"God's blood!" he cried. "You shall answer me for this."
I shook my head and smiled; but I made no sign of drawing.
"Monsieur, we must talk a while. I think that you had better."
He raised his sullen eyes to mine. Perhaps the earnest impressiveness of my tones prevailed. Be that as it may, his half-drawn sword was thrust back with a click, and "What have you to say?" he asked.
"Be seated." I motioned him to a chair by the table and when he had taken it I sat down opposite to him. Taking up a quill, I dipped it in the ink-horn that stood by, and drew towards me a sheet of paper.

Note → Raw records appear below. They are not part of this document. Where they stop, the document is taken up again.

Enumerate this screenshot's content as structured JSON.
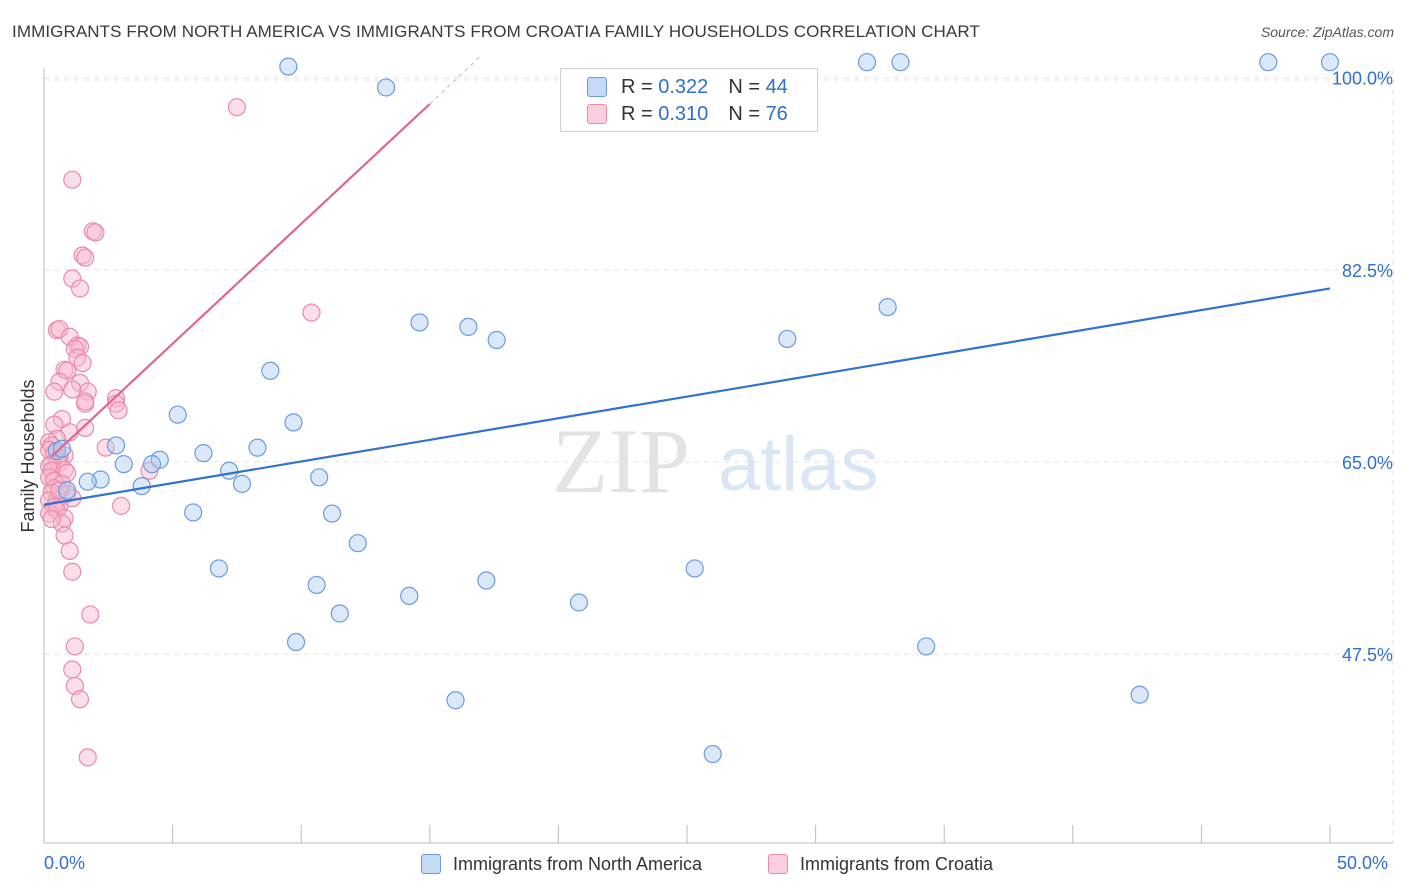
{
  "title": "IMMIGRANTS FROM NORTH AMERICA VS IMMIGRANTS FROM CROATIA FAMILY HOUSEHOLDS CORRELATION CHART",
  "source": "Source: ZipAtlas.com",
  "watermark": {
    "zip": "ZIP",
    "atlas": "atlas"
  },
  "legend": {
    "r_label": "R =",
    "n_label": "N =",
    "series1": {
      "r": "0.322",
      "n": "44"
    },
    "series2": {
      "r": "0.310",
      "n": "76"
    }
  },
  "bottom_legend": {
    "series1": "Immigrants from North America",
    "series2": "Immigrants from Croatia"
  },
  "x_axis": {
    "min_label": "0.0%",
    "max_label": "50.0%"
  },
  "colors": {
    "blue_fill": "#aecbf0",
    "blue_stroke": "#6b9be0",
    "blue_line": "#2f72d0",
    "pink_fill": "#f6b8cc",
    "pink_stroke": "#ec8aab",
    "pink_line": "#e0668f",
    "tick_text": "#2f6fd0",
    "grid": "#e2e2e2"
  },
  "chart_data": {
    "type": "scatter",
    "title": "IMMIGRANTS FROM NORTH AMERICA VS IMMIGRANTS FROM CROATIA FAMILY HOUSEHOLDS CORRELATION CHART",
    "xlabel": "",
    "ylabel": "Family Households",
    "xlim": [
      0,
      50
    ],
    "ylim": [
      30.3,
      101.6
    ],
    "y_ticks": [
      47.5,
      65.0,
      82.5,
      100.0
    ],
    "y_tick_labels": [
      "47.5%",
      "65.0%",
      "82.5%",
      "100.0%"
    ],
    "x_tick_labels": [
      "0.0%",
      "50.0%"
    ],
    "series": [
      {
        "name": "Immigrants from North America",
        "R": 0.322,
        "N": 44,
        "trend": {
          "x": [
            0,
            50
          ],
          "y": [
            61.1,
            80.8
          ]
        },
        "points": [
          [
            9.5,
            101.0
          ],
          [
            13.3,
            99.1
          ],
          [
            32.0,
            101.4
          ],
          [
            33.3,
            101.4
          ],
          [
            47.6,
            101.4
          ],
          [
            50.0,
            101.4
          ],
          [
            14.6,
            77.7
          ],
          [
            16.5,
            77.3
          ],
          [
            17.6,
            76.1
          ],
          [
            28.9,
            76.2
          ],
          [
            32.8,
            79.1
          ],
          [
            8.8,
            73.3
          ],
          [
            5.2,
            69.3
          ],
          [
            9.7,
            68.6
          ],
          [
            8.3,
            66.3
          ],
          [
            2.8,
            66.5
          ],
          [
            6.2,
            65.8
          ],
          [
            4.5,
            65.2
          ],
          [
            3.1,
            64.8
          ],
          [
            4.2,
            64.8
          ],
          [
            7.2,
            64.2
          ],
          [
            10.7,
            63.6
          ],
          [
            2.2,
            63.4
          ],
          [
            1.7,
            63.2
          ],
          [
            7.7,
            63.0
          ],
          [
            3.8,
            62.8
          ],
          [
            0.9,
            62.4
          ],
          [
            5.8,
            60.4
          ],
          [
            11.2,
            60.3
          ],
          [
            6.8,
            55.3
          ],
          [
            12.2,
            57.6
          ],
          [
            10.6,
            53.8
          ],
          [
            17.2,
            54.2
          ],
          [
            25.3,
            55.3
          ],
          [
            14.2,
            52.8
          ],
          [
            11.5,
            51.2
          ],
          [
            20.8,
            52.2
          ],
          [
            9.8,
            48.6
          ],
          [
            34.3,
            48.2
          ],
          [
            16.0,
            43.3
          ],
          [
            42.6,
            43.8
          ],
          [
            26.0,
            38.4
          ],
          [
            0.5,
            66.0
          ],
          [
            0.7,
            66.2
          ]
        ]
      },
      {
        "name": "Immigrants from Croatia",
        "R": 0.31,
        "N": 76,
        "trend": {
          "x": [
            0.3,
            15.0
          ],
          "y": [
            65.5,
            97.6
          ]
        },
        "trend_dashed_ext": {
          "x": [
            15.0,
            17.0
          ],
          "y": [
            97.6,
            102.0
          ]
        },
        "points": [
          [
            7.5,
            97.3
          ],
          [
            1.1,
            90.7
          ],
          [
            1.9,
            86.0
          ],
          [
            2.0,
            85.9
          ],
          [
            1.5,
            83.8
          ],
          [
            1.6,
            83.6
          ],
          [
            1.1,
            81.7
          ],
          [
            1.4,
            80.8
          ],
          [
            10.4,
            78.6
          ],
          [
            0.5,
            77.0
          ],
          [
            0.6,
            77.1
          ],
          [
            1.0,
            76.4
          ],
          [
            1.3,
            75.6
          ],
          [
            1.4,
            75.5
          ],
          [
            1.2,
            75.3
          ],
          [
            1.3,
            74.5
          ],
          [
            1.5,
            74.0
          ],
          [
            0.8,
            73.4
          ],
          [
            0.9,
            73.3
          ],
          [
            0.6,
            72.3
          ],
          [
            1.4,
            72.2
          ],
          [
            0.4,
            71.4
          ],
          [
            1.7,
            71.4
          ],
          [
            1.1,
            71.6
          ],
          [
            1.6,
            70.3
          ],
          [
            1.6,
            70.5
          ],
          [
            2.8,
            70.8
          ],
          [
            2.8,
            70.3
          ],
          [
            2.9,
            69.7
          ],
          [
            0.7,
            68.9
          ],
          [
            0.4,
            68.4
          ],
          [
            1.6,
            68.1
          ],
          [
            1.0,
            67.7
          ],
          [
            0.5,
            67.1
          ],
          [
            0.2,
            66.8
          ],
          [
            0.3,
            66.5
          ],
          [
            0.2,
            66.1
          ],
          [
            0.8,
            65.6
          ],
          [
            0.4,
            65.8
          ],
          [
            0.6,
            65.4
          ],
          [
            2.4,
            66.3
          ],
          [
            0.5,
            65.2
          ],
          [
            0.6,
            64.9
          ],
          [
            0.3,
            64.8
          ],
          [
            0.2,
            64.6
          ],
          [
            0.3,
            64.2
          ],
          [
            0.8,
            64.3
          ],
          [
            0.9,
            64.0
          ],
          [
            0.2,
            63.6
          ],
          [
            0.4,
            63.3
          ],
          [
            0.7,
            63.0
          ],
          [
            0.4,
            62.6
          ],
          [
            0.3,
            62.2
          ],
          [
            0.9,
            62.1
          ],
          [
            0.5,
            61.5
          ],
          [
            0.6,
            61.0
          ],
          [
            0.2,
            61.5
          ],
          [
            0.4,
            60.9
          ],
          [
            0.2,
            60.3
          ],
          [
            0.5,
            60.6
          ],
          [
            3.0,
            61.0
          ],
          [
            0.8,
            59.9
          ],
          [
            0.7,
            59.4
          ],
          [
            0.8,
            58.3
          ],
          [
            1.0,
            56.9
          ],
          [
            1.1,
            55.0
          ],
          [
            1.8,
            51.1
          ],
          [
            1.2,
            48.2
          ],
          [
            1.1,
            46.1
          ],
          [
            1.2,
            44.6
          ],
          [
            1.4,
            43.4
          ],
          [
            1.7,
            38.1
          ],
          [
            4.1,
            64.2
          ],
          [
            1.1,
            61.7
          ],
          [
            0.6,
            62.4
          ],
          [
            0.3,
            59.8
          ]
        ]
      }
    ]
  }
}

"When you lured me into the wager touching Mademoiselle de Lavedan," said I calmly, "you did so, counting upon certain circumstances, of which you alone had knowledge, that should render impossible the urging of my suit. That, Monsieur le Comte, was undeniably the action of a cheat. Was it not?"
"Damnation!" he roared, and would have risen, but, my hand upon his arm, I restrained him and pressed him back into his chair.
"By a sequence of fortuitous circumstances," I pursued, "it became possible for me to circumvent the obstacle upon which you had based your calculations. Those same circumstances led later to my being arrested in error and in place of another man. You discovered how I had contravened the influence upon which you counted; you trembled to see how the unexpected had befriended me, and you began to fear for your wager.
"What did you do? Seeing me arraigned before you in your quality as King's Commissioner, you pretended to no knowledge of me; you became blind to my being any but Lesperon the rebel, and you sentenced me to death in his place, so that being thus definitely removed I should be unable to carry out my undertaking, and my lands should consequently pass into your possession. That, monsieur, was at once the act of a thief and a murderer. Wait, monsieur; restrain yourself until I shall have done. To-day again fortune comes to my rescue. Again you see me slipping from your grasp, and you are in despair. Then, in the eleventh hour, Mademoiselle de Lavedan comes to you to plead for my life. By that act she gives you the most ample proof that your wager is lost. What would a gentleman, a man of honour, have done under these circumstances? What did you do? You seized that last chance; you turned it to the best account; you made this poor girl buy something from you; you made her sell herself to you for nothing--pretending that your nothing was a something of great value. What term shall we apply to that? To say that you cheated again seems hardly adequate."